The lyrics are continually suggestive, with Monáe murmuring about “Pynk, like the tongue that goes down… maybe,” “Pynk, like the lips around your… maybe” and “Pynk beyond forest and thighs.”
She then opens up, confessing: “I don’t wanna hide my love / I just wanna hold your hand and be the one that you think of.
“When you need a holiday, when you wanna drink rosé / I just wanna paint your toes and in the morning kiss your nose.”
Now that’s good queer writing.
This track segues into the funky, Prince-inspired banger “Make Me Feel,” a bona fide bisexual anthem which inspired a video full of Monáe passionately flirting with Thompson – who played Marvel’s first bi superhero last year – before doing the same with a male actor.
“Baby, don’t make me spell it out for you / All of the feelings that I’ve got for you,” she sings, before giving in and doing just that.
“I’m powerful with a little bit of tender – an emotional, sexual bender,” she states proudly.
The singer revels in her sexuality throughout Dirty Computer, but never more so than in “I Got The Juice,” which sees her take it to a whole other level.
“Got juice for all my lovers, got juice for all my wives,” she sings, luxuriating in her queer identity.
She continues: “My juice is my religion, got juice between my thighs / Now, ask the angels, baby, my juice is so divine.”
Once again, she elevates female sexuality and queer sex to a heavenly place.
The next track, “I Like That,” is about how unusual the star is, how she sees herself as a “walking contradiction” – but also how she enjoys being different.
She sings: “Let’s reintroduce ourselves, from a free point of view / If I’m gonna sin, it’s with you / Tattoo your love on my heart, let the rumours be true.”
The singer, who also starred in 2016 Oscar-nominated film Hidden Figures, always kept her sexuality close to her chest before she came out in April, but rumours circled nonetheless. Now, she can confirm them.
She plays with the same theme in “So Afraid,” but with less confidence, admitting her worries about coming out.

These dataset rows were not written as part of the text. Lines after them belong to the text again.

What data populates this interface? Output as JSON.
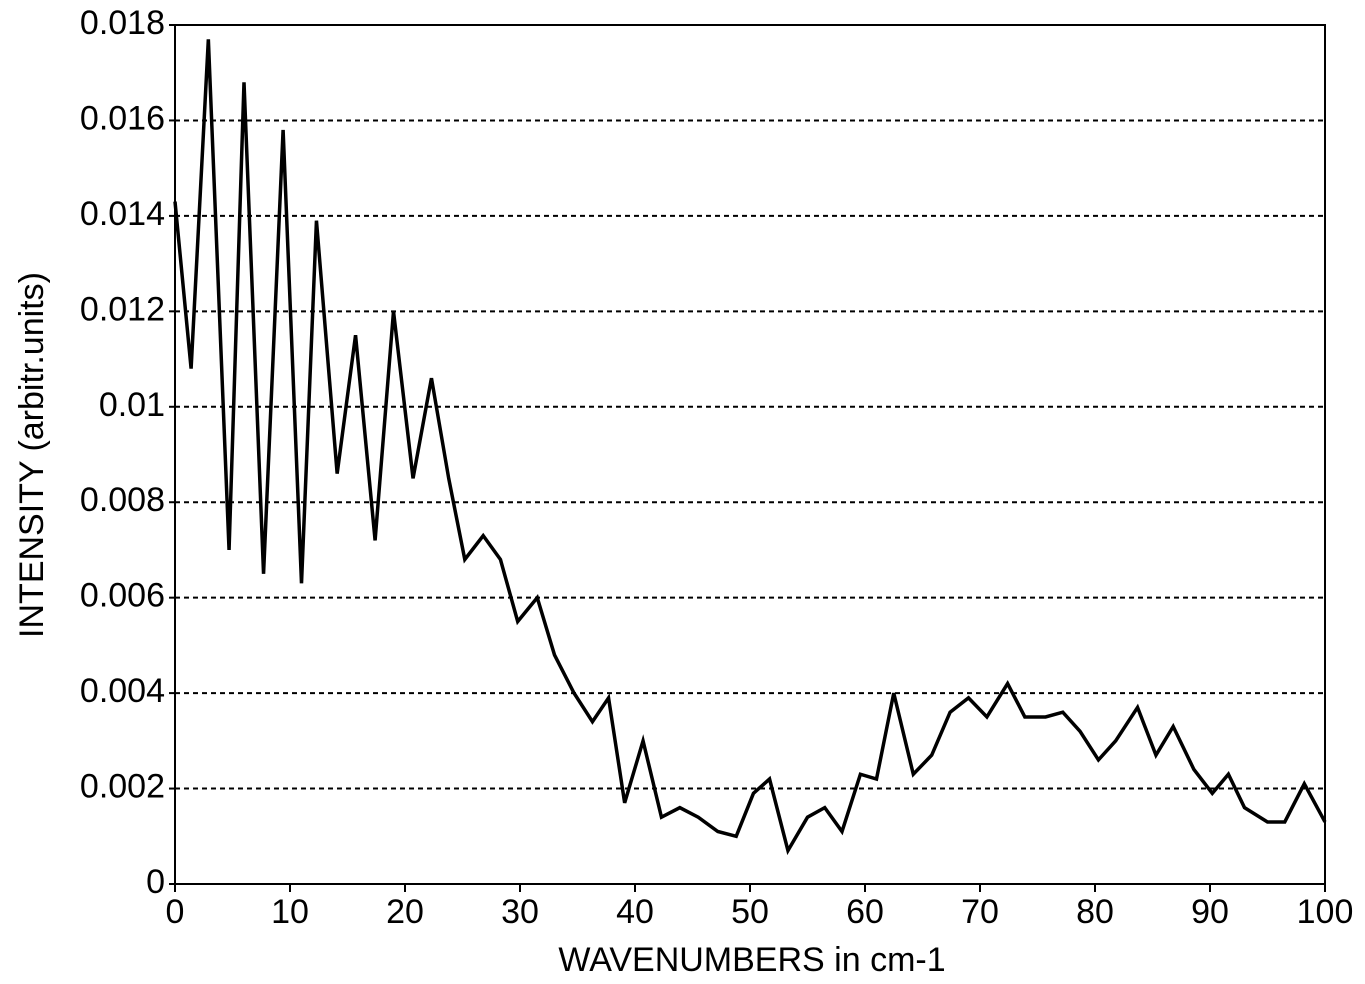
{
  "chart_data": {
    "type": "line",
    "xlabel": "WAVENUMBERS in cm-1",
    "ylabel": "INTENSITY (arbitr.units)",
    "x": [
      0,
      1.4,
      2.9,
      4.7,
      6.0,
      7.7,
      9.4,
      11.0,
      12.3,
      14.1,
      15.7,
      17.4,
      19.0,
      20.7,
      22.3,
      23.8,
      25.2,
      26.8,
      28.3,
      29.8,
      31.5,
      33.0,
      34.7,
      36.3,
      37.7,
      39.1,
      40.7,
      42.3,
      43.9,
      45.5,
      47.2,
      48.8,
      50.3,
      51.7,
      53.3,
      55.0,
      56.5,
      58.0,
      59.6,
      61.0,
      62.5,
      64.2,
      65.8,
      67.4,
      69.0,
      70.6,
      72.4,
      73.9,
      75.7,
      77.2,
      78.7,
      80.3,
      81.8,
      83.7,
      85.3,
      86.8,
      88.6,
      90.2,
      91.6,
      93.0,
      95.0,
      96.5,
      98.2,
      100
    ],
    "series": [
      {
        "color": "#000000",
        "values": [
          0.0143,
          0.0108,
          0.0177,
          0.007,
          0.0168,
          0.0065,
          0.0158,
          0.0063,
          0.0139,
          0.0086,
          0.0115,
          0.0072,
          0.012,
          0.0085,
          0.0106,
          0.0085,
          0.0068,
          0.0073,
          0.0068,
          0.0055,
          0.006,
          0.0048,
          0.004,
          0.0034,
          0.0039,
          0.0017,
          0.003,
          0.0014,
          0.0016,
          0.0014,
          0.0011,
          0.001,
          0.0019,
          0.0022,
          0.0007,
          0.0014,
          0.0016,
          0.0011,
          0.0023,
          0.0022,
          0.004,
          0.0023,
          0.0027,
          0.0036,
          0.0039,
          0.0035,
          0.0042,
          0.0035,
          0.0035,
          0.0036,
          0.0032,
          0.0026,
          0.003,
          0.0037,
          0.0027,
          0.0033,
          0.0024,
          0.0019,
          0.0023,
          0.0016,
          0.0013,
          0.0013,
          0.0021,
          0.0013
        ]
      }
    ],
    "xlim": [
      0,
      100
    ],
    "xticks": [
      0,
      10,
      20,
      30,
      40,
      50,
      60,
      70,
      80,
      90,
      100
    ],
    "ylim": [
      0,
      0.018
    ],
    "yticks": [
      0,
      0.002,
      0.004,
      0.006,
      0.008,
      0.01,
      0.012,
      0.014,
      0.016,
      0.018
    ],
    "grid": true
  }
}
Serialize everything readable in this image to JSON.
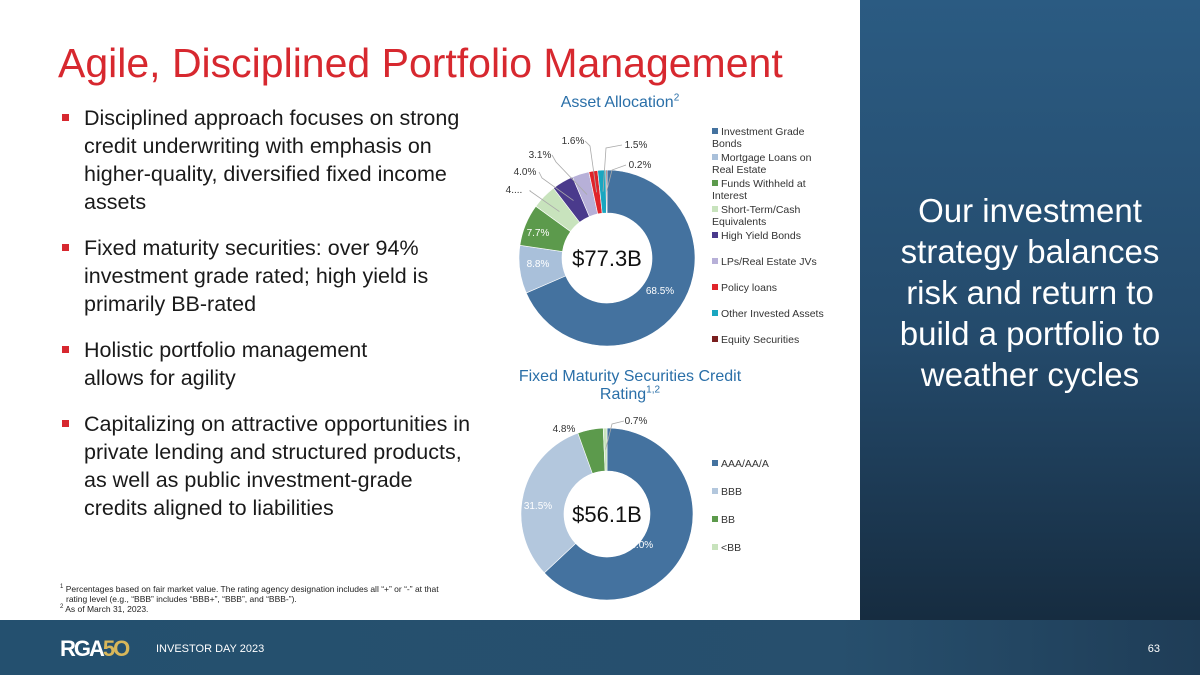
{
  "title": "Agile, Disciplined Portfolio Management",
  "bullets": [
    "Disciplined approach focuses on strong credit underwriting with emphasis on higher-quality, diversified fixed income assets",
    "Fixed maturity securities: over 94% investment grade rated; high yield is primarily BB-rated",
    "Holistic portfolio management allows for agility",
    "Capitalizing on attractive opportunities in private lending and structured products, as well as public investment-grade credits aligned to liabilities"
  ],
  "sidebar_text": "Our investment strategy balances risk and return to build a portfolio to weather cycles",
  "footnotes": {
    "note1": "Percentages based on fair market value. The rating agency designation includes all “+” or “-” at that rating level (e.g., “BBB” includes “BBB+”, “BBB”, and “BBB-”).",
    "note2": "As of March 31, 2023."
  },
  "footer": {
    "logo": "RGA50",
    "event": "INVESTOR DAY 2023",
    "page": "63"
  },
  "chart_data": [
    {
      "type": "pie",
      "variant": "donut",
      "title": "Asset Allocation",
      "title_sup": "2",
      "center_label": "$77.3B",
      "legend_position": "right",
      "categories": [
        "Investment Grade Bonds",
        "Mortgage Loans on Real Estate",
        "Funds Withheld at Interest",
        "Short-Term/Cash Equivalents",
        "High Yield Bonds",
        "LPs/Real Estate JVs",
        "Policy loans",
        "Other Invested Assets",
        "Equity Securities"
      ],
      "values": [
        68.5,
        8.8,
        7.7,
        4.6,
        4.0,
        3.1,
        1.6,
        1.5,
        0.2
      ],
      "labels": [
        "68.5%",
        "8.8%",
        "7.7%",
        "4....",
        "4.0%",
        "3.1%",
        "1.6%",
        "1.5%",
        "0.2%"
      ],
      "colors": [
        "#44729f",
        "#a9c0da",
        "#5c9a4c",
        "#c8e3bd",
        "#4a3a8c",
        "#b7b0d8",
        "#e0242a",
        "#1aa6c0",
        "#7a1f1f"
      ]
    },
    {
      "type": "pie",
      "variant": "donut",
      "title": "Fixed Maturity Securities Credit Rating",
      "title_sup": "1,2",
      "center_label": "$56.1B",
      "legend_position": "right",
      "categories": [
        "AAA/AA/A",
        "BBB",
        "BB",
        "<BB"
      ],
      "values": [
        63.0,
        31.5,
        4.8,
        0.7
      ],
      "labels": [
        "63.0%",
        "31.5%",
        "4.8%",
        "0.7%"
      ],
      "colors": [
        "#44729f",
        "#b3c7dd",
        "#5c9a4c",
        "#c8e3bd"
      ]
    }
  ]
}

The singers confesses: “I’m so afraid / Ah, what if I lose? / Is what I think to myself / I’m fine in my shell / I’m afraid of it all, afraid of loving you.”
Coming out is often a difficult, terrifying process, and having waited until she was 32 to take that step, Monáe’s fear is understandable – and relatable.
In “Americans,” as the star spits quickfire lines about police brutality and the prison-industrial complex, she takes a moment to subvert a complicated symbol of American history.
“Uncle Sam kissed a man,” Monáe sings, turning a powerful representation of the government, the man or the nation, depending on who you ask, into a queer figure in the world Monáe wants everyone to build – one where all people are equal and accepted.
But the singer saves her most moving lines for last.
As the song – the last and perhaps best track of a superb album – comes to a triumphant end, listeners are told: “Until same-gender loving people can be who they are / This is not my America.”
Monáe follows this by ordering the world to “love me baby, love me for who I am” – a line which encapsulates the struggle for equality.